Council members Beverly Holcomb and Rodney King have called for a special meeting to be held at 6 p.m. on Thursday to discuss the mayor’s veto. The Baldwin city charter allows the council 35 days to override the mayor’s veto.
City administrator Jerry Presley requested the formal investigation into alleged threats and intimidation made by Parrish.
Presley claims that Parrish has tried to force city employees to take sides in a political dispute and has “on repeated occasion issued direct threats and other acts of intimidation against city employees in an effort to coerce them into choosing sides in the ongoing political disputes among the city council.”
At a meeting last week, the council approved conducting a formal investigation to be completed by city attorney David Syfan’s law firm.
In Friday’s letter of veto from Mayor Neace, he gave four reasons as to why he was vetoeing the council’s action, including the cost of the investigation.
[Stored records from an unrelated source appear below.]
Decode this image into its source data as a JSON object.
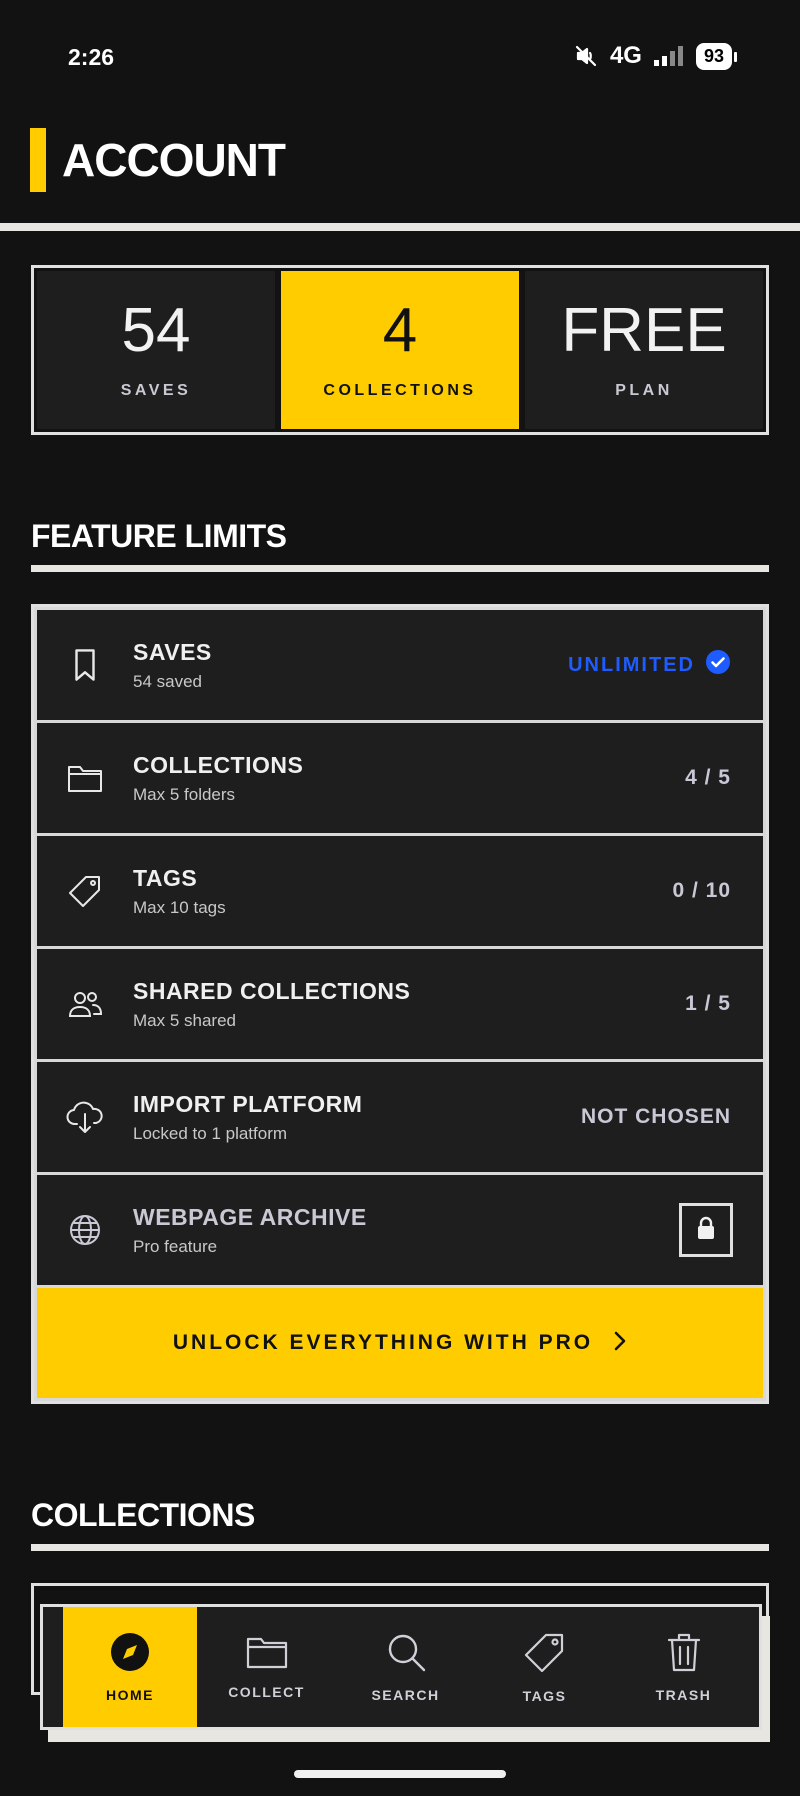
{
  "status_bar": {
    "time": "2:26",
    "network": "4G",
    "battery": "93"
  },
  "header": {
    "title": "ACCOUNT"
  },
  "stats": [
    {
      "value": "54",
      "label": "SAVES",
      "active": false
    },
    {
      "value": "4",
      "label": "COLLECTIONS",
      "active": true
    },
    {
      "value": "FREE",
      "label": "PLAN",
      "active": false
    }
  ],
  "feature_limits": {
    "title": "FEATURE LIMITS",
    "rows": [
      {
        "icon": "bookmark-icon",
        "title": "SAVES",
        "subtitle": "54 saved",
        "value": "UNLIMITED"
      },
      {
        "icon": "folder-icon",
        "title": "COLLECTIONS",
        "subtitle": "Max 5 folders",
        "value": "4 / 5"
      },
      {
        "icon": "tag-icon",
        "title": "TAGS",
        "subtitle": "Max 10 tags",
        "value": "0 / 10"
      },
      {
        "icon": "users-icon",
        "title": "SHARED COLLECTIONS",
        "subtitle": "Max 5 shared",
        "value": "1 / 5"
      },
      {
        "icon": "cloud-download-icon",
        "title": "IMPORT PLATFORM",
        "subtitle": "Locked to 1 platform",
        "value": "NOT CHOSEN"
      },
      {
        "icon": "globe-icon",
        "title": "WEBPAGE ARCHIVE",
        "subtitle": "Pro feature",
        "value": ""
      }
    ],
    "cta_label": "UNLOCK EVERYTHING WITH PRO"
  },
  "collections": {
    "title": "COLLECTIONS"
  },
  "bottom_nav": [
    {
      "label": "HOME",
      "icon": "compass-icon",
      "active": true
    },
    {
      "label": "COLLECT",
      "icon": "folder-icon",
      "active": false
    },
    {
      "label": "SEARCH",
      "icon": "search-icon",
      "active": false
    },
    {
      "label": "TAGS",
      "icon": "tag-icon",
      "active": false
    },
    {
      "label": "TRASH",
      "icon": "trash-icon",
      "active": false
    }
  ],
  "colors": {
    "accent": "#ffcc00",
    "unlimited": "#1e5cff",
    "background": "#121212",
    "card": "#1e1e1e"
  }
}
“Based upon the request for the formal investigation and Jeff Parrish’s written response thereto, and the lack of a filed written grievance by any other employee over the course of several months that the alleged incidents occurred, as well as notification by the fire chief that no firemen felt intimidated, any investigation would be inconclusive and would result in a needless expenditure of limited public funds of approximately $6,000-$10,000,” Neace wrote in his veto. “The city cannot afford to waste its limited public funds given the present budget constraints and the need to provide city services merely to resolve a personality conflict.”
Other reasons listed by Neace for the veto include the following:
•the written request for an investigation was presented in a reckless manner by its prior release to the media in order to embarrass individual council members and embarrass the city council as a whole, and inherently would taint the investigation by stating one version of the situation within the media to this version of the situation, and prevent unbiased recollection of events by witnesses.
•the council by custom and verbal policy, has always applied policies involving employees equally to the city council. Therefore, a grievance by Mr. Presley should have followed the city’s personnel policy. The public presentation of the claims by their release to the media besides tainting the investigation, violated the policy by preventing a confidential investigation which would have allowed the city council to fairly investigate the claims. The grievance procedure as outlined by regulation was simply not followed.
•the allegations will basically come down to a disagreement between the council member and the city administrator as to the events in question and result in an inconclusive outcome at great cost to the city.